The Core Energetic work with Pam was not even remotely like anything
I had ever done before. None of this bla bla bla talking stuff
that never really addressed or solved my issues. Intellectual
understanding had never been enough. Never before had there been
a feeling component. Love and the spiritual had never been addressed
before. Pam saw my defenses and never lost sight of my beauty.
Pam asked me how I felt and we worked on all the levels I can
imagine - - Physical, emotional, mental and spiritual. I moved
my body, kicking, hitting with a tennis racquet, and yelling my
rage. I cried deeply as, and for, the terrified little girl inside
who was too frightened to express herself as a child. I prayed
for help and was able to go back to times when I had been hurt
and couldn’t let my painful feelings show because no one
was there to help me and love me. I was, for the first time, with
encouragement and love, able to let out my hurt, anger, pain,
and pent up frustration. I found that living with it inside me
every day was far scarier than expressing it. I learned that I
had used all my energy to hold my pain at bay and that sapped
my energy. We did specific Core Energetic physical exercises designed
to help me unblock my stuck musculature. I had held my energy
prisoner, in what felt like a storage unit. When I let out my
anger and fear it changed my life. My negative emotions were transformed.

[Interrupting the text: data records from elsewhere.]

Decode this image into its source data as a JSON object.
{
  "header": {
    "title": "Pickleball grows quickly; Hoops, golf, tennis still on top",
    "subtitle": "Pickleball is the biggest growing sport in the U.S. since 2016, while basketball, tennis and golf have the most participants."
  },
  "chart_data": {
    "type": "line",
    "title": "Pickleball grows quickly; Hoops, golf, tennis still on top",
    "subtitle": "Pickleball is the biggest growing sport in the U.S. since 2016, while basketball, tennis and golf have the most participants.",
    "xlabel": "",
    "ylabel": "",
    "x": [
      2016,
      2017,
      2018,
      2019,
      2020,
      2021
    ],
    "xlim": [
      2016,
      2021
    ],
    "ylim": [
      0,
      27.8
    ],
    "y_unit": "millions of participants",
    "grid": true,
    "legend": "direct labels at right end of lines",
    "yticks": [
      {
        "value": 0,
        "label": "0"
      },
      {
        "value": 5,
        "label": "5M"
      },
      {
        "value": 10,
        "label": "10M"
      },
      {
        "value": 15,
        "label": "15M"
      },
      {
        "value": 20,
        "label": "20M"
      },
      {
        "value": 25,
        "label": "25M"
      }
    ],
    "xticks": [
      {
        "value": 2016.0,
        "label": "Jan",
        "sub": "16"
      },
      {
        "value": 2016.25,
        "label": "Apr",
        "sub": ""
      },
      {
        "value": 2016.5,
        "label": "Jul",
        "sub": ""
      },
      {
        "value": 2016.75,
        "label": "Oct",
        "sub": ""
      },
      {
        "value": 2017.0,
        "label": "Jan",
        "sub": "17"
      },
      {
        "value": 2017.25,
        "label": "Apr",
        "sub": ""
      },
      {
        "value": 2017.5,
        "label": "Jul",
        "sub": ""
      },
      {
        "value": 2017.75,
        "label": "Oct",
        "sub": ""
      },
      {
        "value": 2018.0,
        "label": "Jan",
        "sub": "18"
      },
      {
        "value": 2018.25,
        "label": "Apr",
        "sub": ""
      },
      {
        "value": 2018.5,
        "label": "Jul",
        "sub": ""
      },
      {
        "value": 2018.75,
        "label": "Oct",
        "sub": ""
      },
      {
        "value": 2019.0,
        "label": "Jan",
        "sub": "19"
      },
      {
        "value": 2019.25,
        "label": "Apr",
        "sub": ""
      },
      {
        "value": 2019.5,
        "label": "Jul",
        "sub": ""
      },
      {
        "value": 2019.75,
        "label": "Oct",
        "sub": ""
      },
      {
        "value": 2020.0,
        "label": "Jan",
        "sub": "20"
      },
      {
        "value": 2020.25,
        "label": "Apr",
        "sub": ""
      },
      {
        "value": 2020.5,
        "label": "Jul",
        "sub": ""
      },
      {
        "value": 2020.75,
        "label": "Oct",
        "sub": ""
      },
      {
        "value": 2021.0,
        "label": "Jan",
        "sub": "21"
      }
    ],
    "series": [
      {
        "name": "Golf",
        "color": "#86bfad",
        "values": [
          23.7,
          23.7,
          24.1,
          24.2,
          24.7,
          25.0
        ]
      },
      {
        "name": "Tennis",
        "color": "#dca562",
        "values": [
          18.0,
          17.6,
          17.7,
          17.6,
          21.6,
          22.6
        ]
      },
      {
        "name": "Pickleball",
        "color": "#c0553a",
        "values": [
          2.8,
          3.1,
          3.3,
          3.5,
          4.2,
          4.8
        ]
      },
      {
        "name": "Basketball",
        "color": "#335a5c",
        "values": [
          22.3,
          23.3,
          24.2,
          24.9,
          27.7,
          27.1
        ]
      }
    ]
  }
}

I decided that I needed to quit my hated 18 year, very lucrative
career, and went back to school. I am studying psychology. Without
Core Energetics, I never would have gotten here. I had tried everything.
I know that sounds dramatic, but true. Core is all inclusive and
is a therapy with heart. By directly engaging my emotions I have
opened my jail cell. I have transformed my life and managed to
open my heart. I understand forgiveness, I forgive myself. I understand
mine and others pain. Core Energetic work is peace making.
Core Energetics helped me deepen my spirituality and my intention
is to be of service to the world. Now my goal is to be a therapist
and help others.
One of the things I love about Core is that you can’t become
a Core Energetic Therapist without going through your own deep
therapy process and doing your own healing work. My aim is to
join the Core Energetic training program.